Note: I personally suspect that some literary agent websites have instructions with a degree of difficulty. Maybe this is to weed out weaker authors. Or, perhaps the literary agent is simply busy and has a system in place to expedite the selection or rejection of authors. Regardless, do precisely as you are instructed. Follow the instructions on a literary agent’s site to a “T” to demonstrate that you are a professional and respect guidelines. This can keep your proposal out of the trash bin.

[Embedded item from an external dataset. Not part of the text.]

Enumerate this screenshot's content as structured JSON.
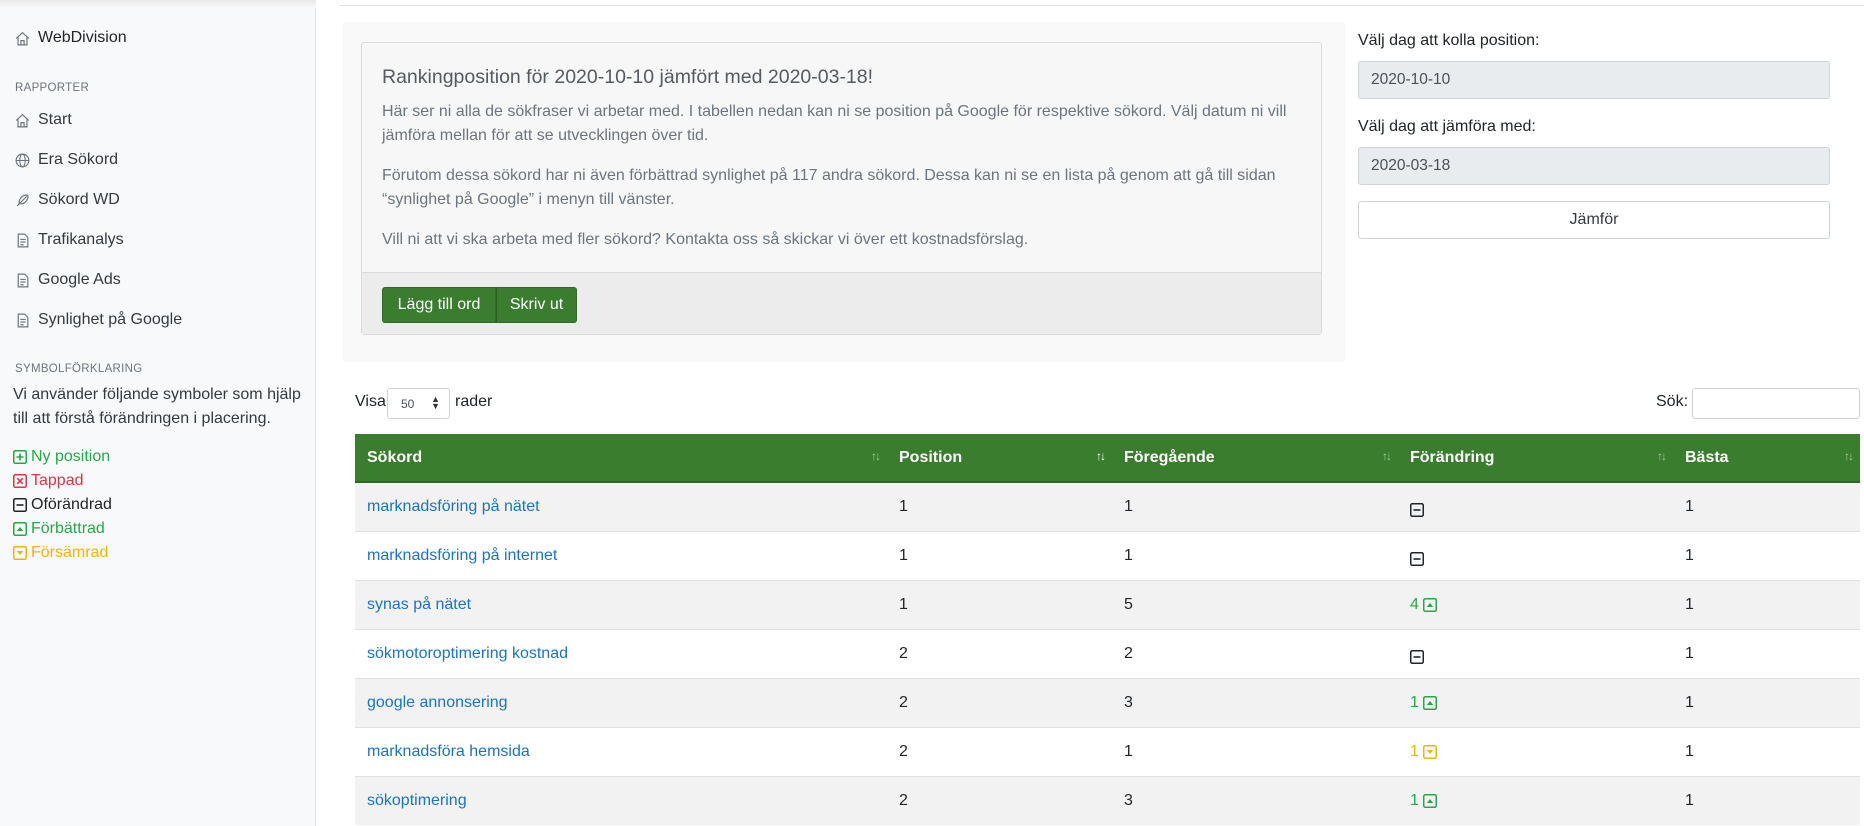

By the way, if you are one of my book editing or ghostwriting clients and get “stumped,” you can contact me for advice. I’ll do my very best to steer you in the right direction.

Know What You Are Doing

Yes, you can put together a book proposal yourself, but you must know exactly what it entails. Research what is required (this blog post you’re reading should help), and by all means, have it edited. I can’t stress that enough. Or better yet, hire a professional writer (like me) who has done book proposals before. Through collaboration, brainstorming, and putting your “best foot forward,” we’ll come up with ideas and strategies. We’ll pinpoint all the appealing factors and wonderful worthiness, and then we’ll weave them into your book proposal. This will minimize, say, a lack of writing experience or name recognition. Or, if you already have a fan base, your proposal will capitalize on that fact. Focusing on your strengths is the way to go — and what a publisher will consider the book’s strengths.

As a side note, check out this “experimental” collaboration between Palgrave Macmillan and the public on book proposals — the first of its kind that I’ve heard about.

Convince, Convince, Convince

Again, a book proposal is a powerful tool to convince publishers to offer you the best contract possible. This is why literary agents might require it. But… if you can demonstrate the likelihood of strong book sales without a proposal through your query letter, then do so! It could save you time and money.